Rate limiting
Agentgateway rate limiting policies allow controlling the rate of requests incoming to a route.
Rate limit types
Agentgateway exposes two types of rate limits:
Local rate limits apply in memory, and counters are not shared between replicas of agentgateway, nor across restarts. These are very low overhead, but not appropriate for usage where exact global counts are required, or for limits with long time windows (like monthly limits).
Remote rate limits store counters in an pluggable external data store, which enables shared state across replicas of agentgateway. This is controlled via the Envoy Rate Limit gRPC service to enable re-use with existing rate limiting services built for Envoy; the Envoy project has an example rate limiter service that can be used.
Rate limit modes
In additional to simple request-based rate limits, agentgateway can limit requests based on tokens for LLM consumption.
Request-based rate limits
By default, agentgateway applies rate limits to requests. Therefore, each request consumes 1 unit of capacity.
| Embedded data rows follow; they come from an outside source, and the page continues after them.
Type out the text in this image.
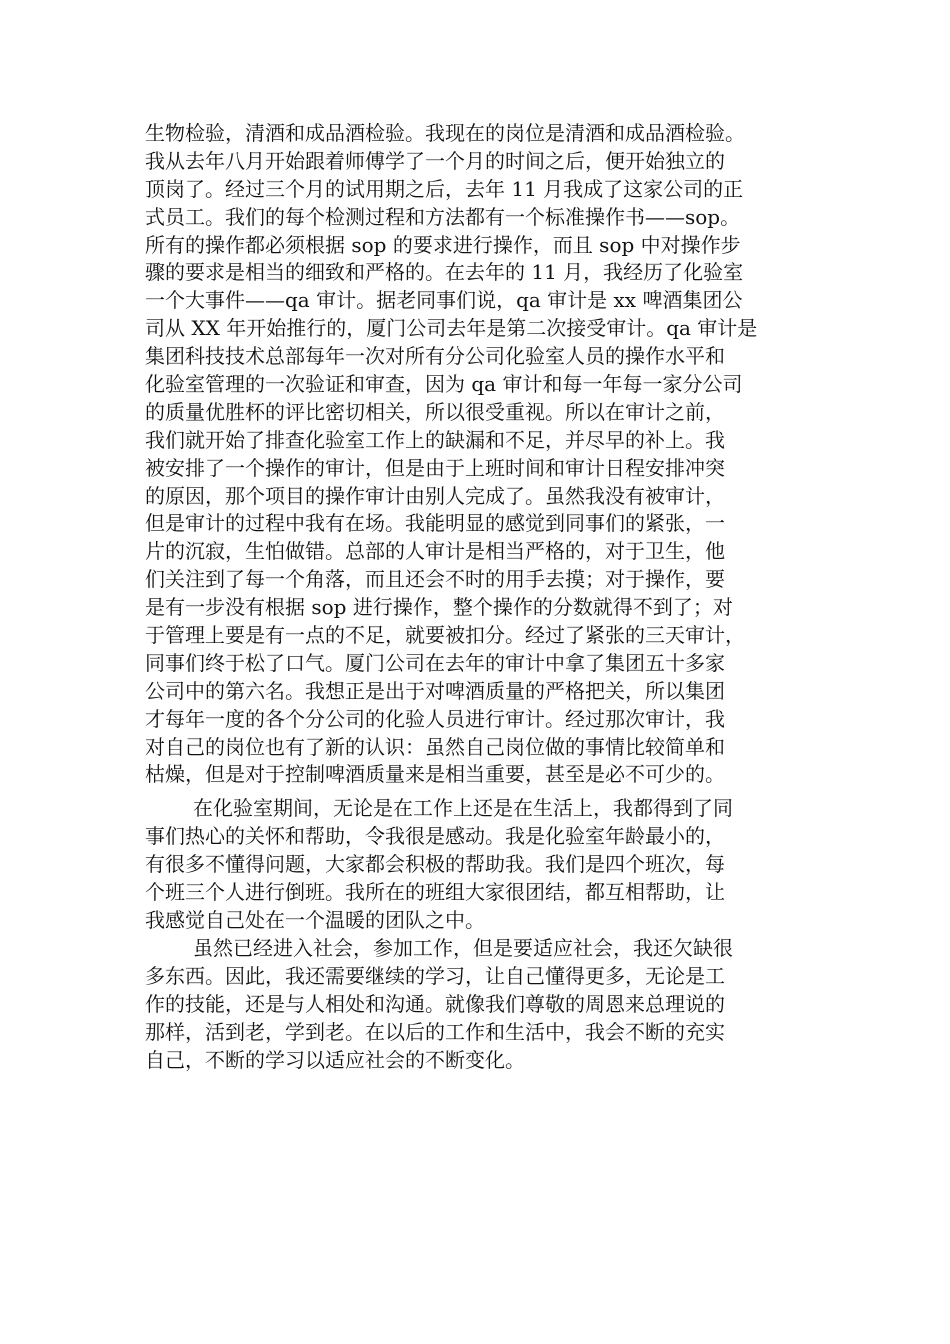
生物检验，清酒和成品酒检验。我现在的岗位是清酒和成品酒检验。
我从去年八月开始跟着师傅学了一个月的时间之后，便开始独立的
顶岗了。经过三个月的试用期之后，去年 11 月我成了这家公司的正
式员工。我们的每个检测过程和方法都有一个标准操作书——sop。
所有的操作都必须根据 sop 的要求进行操作，而且 sop 中对操作步
骤的要求是相当的细致和严格的。在去年的 11 月，我经历了化验室
一个大事件——qa 审计。据老同事们说，qa 审计是 xx 啤酒集团公
司从 XX 年开始推行的，厦门公司去年是第二次接受审计。qa 审计是
集团科技技术总部每年一次对所有分公司化验室人员的操作水平和
化验室管理的一次验证和审查，因为 qa 审计和每一年每一家分公司
的质量优胜杯的评比密切相关，所以很受重视。所以在审计之前，
我们就开始了排查化验室工作上的缺漏和不足，并尽早的补上。我
被安排了一个操作的审计，但是由于上班时间和审计日程安排冲突
的原因，那个项目的操作审计由别人完成了。虽然我没有被审计，
但是审计的过程中我有在场。我能明显的感觉到同事们的紧张，一
片的沉寂，生怕做错。总部的人审计是相当严格的，对于卫生，他
们关注到了每一个角落，而且还会不时的用手去摸；对于操作，要
是有一步没有根据 sop 进行操作，整个操作的分数就得不到了；对
于管理上要是有一点的不足，就要被扣分。经过了紧张的三天审计，
同事们终于松了口气。厦门公司在去年的审计中拿了集团五十多家
公司中的第六名。我想正是出于对啤酒质量的严格把关，所以集团
才每年一度的各个分公司的化验人员进行审计。经过那次审计，我
对自己的岗位也有了新的认识：虽然自己岗位做的事情比较简单和
枯燥，但是对于控制啤酒质量来是相当重要，甚至是必不可少的。
在化验室期间，无论是在工作上还是在生活上，我都得到了同
事们热心的关怀和帮助，令我很是感动。我是化验室年龄最小的，
有很多不懂得问题，大家都会积极的帮助我。我们是四个班次，每
个班三个人进行倒班。我所在的班组大家很团结，都互相帮助，让
我感觉自己处在一个温暖的团队之中。
虽然已经进入社会，参加工作，但是要适应社会，我还欠缺很
多东西。因此，我还需要继续的学习，让自己懂得更多，无论是工
作的技能，还是与人相处和沟通。就像我们尊敬的周恩来总理说的
那样，活到老，学到老。在以后的工作和生活中，我会不断的充实
自己，不断的学习以适应社会的不断变化。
To explicitly set request-based rate limits, set the rate limiting type to requests
as shown in the following example.
policies:
localRateLimit:
- maxTokens: 10
tokensPerFill: 1
fillInterval: 60s
type: requests
Token-based rate limits
For tokens, each token (prompt or completion) consumes 1 unit of capacity. Because the number of tokens that are used for the completion is not known at the time the request is sent, calculating the number of tokens can become tricky. To work around this issue, agentgateway checks token-based rate limits in two phases, at request time and at response time.
To enable token-based rate limiting, set the rate limiting type to token
as shown in the following example.
policies:
localRateLimit:
- maxTokens: 10
tokensPerFill: 1
fillInterval: 60s
type: tokens
At request time
- When
tokenize: true
is not set or is set tofalse
on the AI backend, the number of tokens that are used for the request cannot be calculated. Because of this, the request is always allowed, unless the rate limit is set to 0 tokens. The LLM typically returns the number of tokens that were used for the request when sending the response. Agentgateway verifies the number of tokens that were used in the request and the response to determine whether the rate limit was reached. By default,tokenize
is set to false. - When
tokenize: true
is set, agentgateway estimates the number of tokens at request time. Because of that, the request is only allowed if the estimated number of tokens does not exceed the set rate limit.
At response time
When the LLM returns a response, it typically provides the number of tokens that were used during the request and response. Agentgateway uses these numbers to determine if the rate limit was reached.
Note that this determination happens after the response is returned. Even, if the number of tokens that are used in the response exceeds the number of allowed tokens, the response is still returned to the user. Only subsequent requests are rate limited. If tokenize: true
is set on the AI backend and tokens were estimated during the request, agentgateway verifies the actual number of tokens that were used for the request when the LLM returns its response. In the case the initial estimation was off, agentgateway adjusts the number of used tokens to count these against the set rate limit.
Configuration
Local
Local rate limiting uses a Token bucket algorithm.
Field | Meaning |
---|---|
maxTokens |
Maximum, and initial, size of the bucket |
fillInterval |
How often to refill the bucket |
tokensPerFill |
How many tokens to replenish per fill |
type |
The type of rate limiting. Choose between requests for request-based rate limits, and tokens for token-based rate limits. |
Below shows an example rate limit configuration that allows 5,000 tokens per hour, and 60 requests per second.
localRateLimit:
- maxTokens: 5000
# Every hour, refill 5000 tokens
tokensPerFill: 5000
fillInterval: 1h
type: tokens
- maxTokens: 60
# Every second, refill 1 token
tokensPerFill: 1
fillInterval: 1s
type: requests
Note
The term “tokens” is used for two distinct meanings. In maxTokens
and tokensPerFill
, it indicates the “token” in the token bucket counter. Each token can allow either 1 LLM token, or 1 HTTP request, based on the type
.
Remote
Remote rate limits are not defined directly in agentgateway. Instead, agentgateway is configured to connect to an external rate limit server, and which “descriptors” to send to the server. The rate limit server is responsible for defining, and enforcing, the appropriate limits matching the descriptors.
remoteRateLimit:
# The address to access the rate limit server
host: localhost:9090
# Arbitrary 'domain' to match limits on the rate limit server
domain: example.com
descriptors:
# Rate limit requests based on a header, whether the user is authenticated, and a static value (used to match a specific rate limit rule on the rate limit server)
- entries:
- key: some-static-value
value: '"something"'
- key: organization
value: 'request.headers["x-organization"]'
- key: authenticated
value: 'has(jwt.sub)'
type: tokens # or 'requests'
Each descriptor value is a CEL expression.